Di permukaan kenaikan magma granit ini diikuti oleh erupsi paroksismal dari letusan Katmaian yang mengeluarkan aliran tufa asam dengan jumlah yang sangat besar.Sepanjang Neogen atas, siklus kedua aktivitas vulkanik Pasifik terbentuk dan diakhiri oleh pengangkatan Plio-Plistosen. Selanjutnya erupsi paroksismal itu ditutup oleh letusan magma batolit granit yang berada di dekat permukaan (Semangko, Ranau, Toba). Demikian juga tufa asam Lampung di Sumatra selatan dan tufa Bantam di Jawa Barat dan di selat Sunda dierupsikan pada periode ini. Akhirnya siklus ketiga terbentuk, menumbuhkan kerucut-kerucut vulkanik di sepanjang Bukit Barisan. Sedikit berbeda terdapat pada erupsi efusif basal olivin resen yang terjadi di Sukadana Lampung. Irupsi celah ini terdapat di tepi perisai kontinen Dataran Sunda, dan dapat disebandingkan dengan erupsi efusif basal di Midai, Niut - Karimun Jawa. 

f.    Pulau Barat Sumatra.

Kepulauan ini memberi gambaran yang berbeda dari busur luar Sistem Pegunungan Sunda.  Selama  zaman Tersier  jalur ini merupaka palung busur dari Zona Barisan. Pada zaman Eosen, intrusi basa dan ultrabasa yang terserpentinitisasi hadir. Pada zaman Kwarter pembentukan busur geantiklin pada jalur ini dimulai, dan berlanjut sampai saat ini. Anomali isostatik negatif pada jalur ini menandakan adanya energi potensial yang mmungkin muncul. Pengangkatan pertama dari palung busur ini seluruhnya batuan non-vulkanik, dan sesuai dengan aturan umum dari evolusi orogen di Kepulauan Indonesia.  

Pada periode tektonik ini juga terjadi pengangkatan Pegunungan Bukit Barisan yang menghasilkan sesar mendatar Semangko yang berkembang sepanjang Pegunungan Bukit Barisan. Pergerakan horisontal yang terjadi mulai Plistosen Awal sampai sekarang mempengaruhi kondisi Cekungan Sumatera Selatan dan Tengah sehingga sesar – sesar yang baru terbentuk di daerah ini mempunyai perkembangan hampir sejajar dengan sesar Semangko. Akibat pergerakan horisontal ini, orogenesa yang terjadi pada Plio – Plistosen menghasilkan lipatan yang berarah barat laut – tenggara tetapi sesar yang terbentuk berarah timur laut – barat daya dan barat laut – tenggara.
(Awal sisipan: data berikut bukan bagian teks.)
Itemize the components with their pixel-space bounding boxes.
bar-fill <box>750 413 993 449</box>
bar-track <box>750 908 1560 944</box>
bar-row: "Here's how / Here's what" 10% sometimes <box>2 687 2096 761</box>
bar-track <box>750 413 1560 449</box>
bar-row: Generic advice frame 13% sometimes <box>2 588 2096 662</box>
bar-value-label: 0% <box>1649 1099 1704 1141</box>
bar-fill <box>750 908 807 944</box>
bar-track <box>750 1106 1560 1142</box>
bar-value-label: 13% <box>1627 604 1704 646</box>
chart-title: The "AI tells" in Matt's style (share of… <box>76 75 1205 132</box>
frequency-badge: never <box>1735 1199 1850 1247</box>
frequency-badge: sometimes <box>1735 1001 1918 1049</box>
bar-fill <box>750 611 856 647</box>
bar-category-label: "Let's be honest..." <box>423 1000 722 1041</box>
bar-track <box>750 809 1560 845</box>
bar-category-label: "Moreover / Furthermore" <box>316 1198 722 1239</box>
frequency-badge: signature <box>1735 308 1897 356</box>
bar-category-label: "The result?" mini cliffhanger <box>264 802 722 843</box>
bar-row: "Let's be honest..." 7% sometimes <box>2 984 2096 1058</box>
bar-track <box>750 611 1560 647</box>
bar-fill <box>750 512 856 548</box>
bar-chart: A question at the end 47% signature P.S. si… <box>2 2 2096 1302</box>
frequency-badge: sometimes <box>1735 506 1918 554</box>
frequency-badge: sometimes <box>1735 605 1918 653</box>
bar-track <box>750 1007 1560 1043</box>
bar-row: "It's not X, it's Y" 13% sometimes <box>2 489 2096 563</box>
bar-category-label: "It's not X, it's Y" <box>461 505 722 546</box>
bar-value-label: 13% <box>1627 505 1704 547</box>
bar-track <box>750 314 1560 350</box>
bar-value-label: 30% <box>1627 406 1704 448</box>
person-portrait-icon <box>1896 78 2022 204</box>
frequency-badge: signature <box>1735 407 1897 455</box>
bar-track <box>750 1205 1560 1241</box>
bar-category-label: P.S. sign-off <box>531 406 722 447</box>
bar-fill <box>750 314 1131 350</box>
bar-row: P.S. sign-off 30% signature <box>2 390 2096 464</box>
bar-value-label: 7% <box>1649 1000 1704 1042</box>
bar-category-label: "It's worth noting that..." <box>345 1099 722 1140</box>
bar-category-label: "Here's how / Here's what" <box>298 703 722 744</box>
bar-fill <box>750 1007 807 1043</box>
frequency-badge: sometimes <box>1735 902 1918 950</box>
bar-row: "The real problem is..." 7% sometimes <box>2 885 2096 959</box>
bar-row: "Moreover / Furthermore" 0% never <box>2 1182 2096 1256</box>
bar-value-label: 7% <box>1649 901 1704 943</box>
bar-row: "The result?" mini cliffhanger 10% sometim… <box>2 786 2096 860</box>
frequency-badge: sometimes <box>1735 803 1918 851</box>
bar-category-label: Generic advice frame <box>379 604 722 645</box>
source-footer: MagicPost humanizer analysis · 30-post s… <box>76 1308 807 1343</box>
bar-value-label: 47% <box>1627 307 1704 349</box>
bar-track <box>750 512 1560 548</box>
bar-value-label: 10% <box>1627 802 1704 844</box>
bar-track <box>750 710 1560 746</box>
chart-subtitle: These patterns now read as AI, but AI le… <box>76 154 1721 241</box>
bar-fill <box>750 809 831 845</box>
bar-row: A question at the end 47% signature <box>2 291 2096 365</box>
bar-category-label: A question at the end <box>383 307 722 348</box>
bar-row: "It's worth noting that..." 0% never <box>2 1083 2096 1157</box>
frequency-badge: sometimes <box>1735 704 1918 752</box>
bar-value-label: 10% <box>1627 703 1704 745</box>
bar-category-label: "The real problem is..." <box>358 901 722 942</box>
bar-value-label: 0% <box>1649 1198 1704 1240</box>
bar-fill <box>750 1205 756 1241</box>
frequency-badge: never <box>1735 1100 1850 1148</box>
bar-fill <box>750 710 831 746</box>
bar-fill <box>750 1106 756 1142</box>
Jenis sesar yang terdapat pada cekungan ini adalah sesar naik, sesar mendatar dan sesar normal. Kenampakan struktur yang dominan adalah struktur yang berarah barat laut – tenggara sebagai hasil orogenesa Plio – Plistosen. Dengan demikian pola struktur yang terjadi dapat dibedakan atas pola tua yang berarah utara – selatan dan barat laut – tenggara serta pola muda yang berarah barat laut – tenggara yang sejajar dengan Pulau Sumatera.

 

BAB III

KESIMPULAN

 

    Bagian wilayah yang termasuk di Paparan Sunda(kepulauan Riau-Lingga, kalimantan, jawa, sumatra, pantai barat sumatra) merupakan bagian dari sistem busur sunda. Baik itu busur dalam maupun busur luar.

    Paparan sunda memiliki dua jalur pegunungan vulkanik dan non vulkanik.